3) i think there will be a meta-data component to the solution that will track who owns the columns and what each column represents, and the original source system.
Thanks for reading, and thanks in advance for any thoughts.
SQL
With Teradata-grade tools an SQL-based solution may be feasible. I came across an article on database design awhile ago that discussed "anchor modeling".
Basically, the idea is to create a single, dumb, synthetic primary key table, while all real or meta data lives in other tables (subsets) and is attached by way of a foreign key + join.
I see the benefit of this design being two-fold. First, you can more easily compartmentalize data storage either for organizational or performance reasons. Second, you only create additional rows for records that have data in any given subset, so you use less space and indexing and searching are faster.
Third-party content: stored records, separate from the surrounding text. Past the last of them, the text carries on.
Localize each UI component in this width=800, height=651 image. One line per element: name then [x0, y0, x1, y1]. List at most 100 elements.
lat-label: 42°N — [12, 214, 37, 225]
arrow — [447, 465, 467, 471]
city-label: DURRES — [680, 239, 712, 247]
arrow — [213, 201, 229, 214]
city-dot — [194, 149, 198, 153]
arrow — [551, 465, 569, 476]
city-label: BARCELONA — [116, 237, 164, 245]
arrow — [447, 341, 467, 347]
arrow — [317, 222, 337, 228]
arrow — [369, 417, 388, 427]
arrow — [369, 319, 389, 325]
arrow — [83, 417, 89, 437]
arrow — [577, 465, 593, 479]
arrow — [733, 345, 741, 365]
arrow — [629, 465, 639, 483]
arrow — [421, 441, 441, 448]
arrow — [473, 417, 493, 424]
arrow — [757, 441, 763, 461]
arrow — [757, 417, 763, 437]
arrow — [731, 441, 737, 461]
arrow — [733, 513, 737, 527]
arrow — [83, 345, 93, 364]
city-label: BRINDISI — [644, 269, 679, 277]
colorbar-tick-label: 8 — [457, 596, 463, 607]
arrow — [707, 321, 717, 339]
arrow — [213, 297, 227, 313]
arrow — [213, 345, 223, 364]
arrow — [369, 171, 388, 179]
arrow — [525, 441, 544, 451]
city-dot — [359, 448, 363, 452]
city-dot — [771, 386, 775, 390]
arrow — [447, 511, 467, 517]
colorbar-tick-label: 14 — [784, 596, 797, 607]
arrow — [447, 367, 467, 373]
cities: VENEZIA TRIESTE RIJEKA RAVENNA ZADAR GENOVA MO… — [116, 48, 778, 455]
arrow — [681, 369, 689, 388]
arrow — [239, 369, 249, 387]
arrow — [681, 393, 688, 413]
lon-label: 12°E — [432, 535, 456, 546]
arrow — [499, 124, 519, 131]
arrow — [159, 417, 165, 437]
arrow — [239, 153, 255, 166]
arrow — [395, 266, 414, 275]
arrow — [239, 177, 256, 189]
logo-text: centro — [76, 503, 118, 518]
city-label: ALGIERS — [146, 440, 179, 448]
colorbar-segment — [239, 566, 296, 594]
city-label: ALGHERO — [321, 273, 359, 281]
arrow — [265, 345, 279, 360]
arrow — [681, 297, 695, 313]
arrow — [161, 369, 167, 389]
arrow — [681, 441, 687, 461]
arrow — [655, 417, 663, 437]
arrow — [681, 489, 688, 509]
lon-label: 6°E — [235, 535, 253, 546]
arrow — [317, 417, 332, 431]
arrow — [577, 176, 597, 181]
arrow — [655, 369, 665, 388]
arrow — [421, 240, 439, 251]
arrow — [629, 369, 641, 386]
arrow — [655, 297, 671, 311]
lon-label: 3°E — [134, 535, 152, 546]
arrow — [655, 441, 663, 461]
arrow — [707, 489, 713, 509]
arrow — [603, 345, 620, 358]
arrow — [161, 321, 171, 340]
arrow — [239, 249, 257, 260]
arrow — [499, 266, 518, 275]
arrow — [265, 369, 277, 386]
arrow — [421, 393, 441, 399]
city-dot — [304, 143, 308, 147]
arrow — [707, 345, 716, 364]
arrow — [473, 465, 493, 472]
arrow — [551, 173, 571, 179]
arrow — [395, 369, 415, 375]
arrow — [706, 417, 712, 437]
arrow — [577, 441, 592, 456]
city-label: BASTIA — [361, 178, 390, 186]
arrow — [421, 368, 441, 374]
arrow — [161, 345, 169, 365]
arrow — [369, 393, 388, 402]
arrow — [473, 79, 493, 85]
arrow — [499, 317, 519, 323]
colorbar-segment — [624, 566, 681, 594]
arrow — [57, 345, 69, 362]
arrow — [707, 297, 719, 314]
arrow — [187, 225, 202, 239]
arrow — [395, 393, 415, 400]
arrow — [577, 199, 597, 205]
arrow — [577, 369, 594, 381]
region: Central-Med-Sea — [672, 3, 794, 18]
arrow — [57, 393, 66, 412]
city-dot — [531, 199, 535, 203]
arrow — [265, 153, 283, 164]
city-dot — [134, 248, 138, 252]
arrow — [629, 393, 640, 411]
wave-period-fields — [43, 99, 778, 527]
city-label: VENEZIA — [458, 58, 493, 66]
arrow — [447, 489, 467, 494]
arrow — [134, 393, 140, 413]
Subsets might be based on maintainer or some other criteria. XML set/get would be per-subset/record (rather than global record). All subsets for a given records can be composited and cached. Additional subsets can be created for metadata, search indexes, etc., and these can be queried independently.
NoSQL
NoSQL seems similar to LDAP (in theory, at least) but the benefit of a good NoSQL tool would include greater abstraction of metadata, versioning, and organization. In fact, from what I've read it seems that NoSQL datastores are designed to address some of the issues you've raised with respect to scaling and loosely structured data. There's a good question on SO regarding datastores.
Production NoSQL
Off-hand, there are a handful of large companies using NoSQL in massively-scaled environments, such as Google's Bigtable. It seems like the perfect tool for:
6) a single record lookup should be returned in sub seconds
7) system should support 1 million requests per hour at peak.
Bigtable is only available (to my knowledge) through AppEngine. Other, similar technologies are listed here.
Other Thoughts
The bigger picture view looks more or less the same regardless of the technology you decide to use. E.g. compartmentalize storage, composite views, cache views, stick metadata somewhere so you can find things.
The performance characteristics you're targeting are going to require some kind of caching and/or optimization based on real-world usage patterns. Regardless of the solution you choose, you probably can't resolve that in the design phase.
A couple thoughts:
1) our enterprise LDAP has become a "contact master" filled with years of stale data and unused and unmaintained attributes.
This isn't really a technological problem. You will have this problem with a new system as well, LDAP or not.
"LDAP ... doesn't scale"
There are lots of huge LDAP systems out there. LDAP is surely a dark art, but I'd willing to bet that it scales better than any SQL equivalent in this situation. Not to mention that LDAP is a standard for this kind of info, and as such it is accessible from zillions of different kinds of systems.
Maybe what you're looking for is a new LDAP system that's easier to manage / has better admin tools?
You may want to look into Len Silverston's Party Model. Here's a link to his book: http://www.amazon.com/Data-Model-Resource-Book-Vol/dp/0471380237.
I have no experience building something on that scale, though I think that thinking of it as 500k rows x 500 - 1000 columns sounds a bit ridiculous.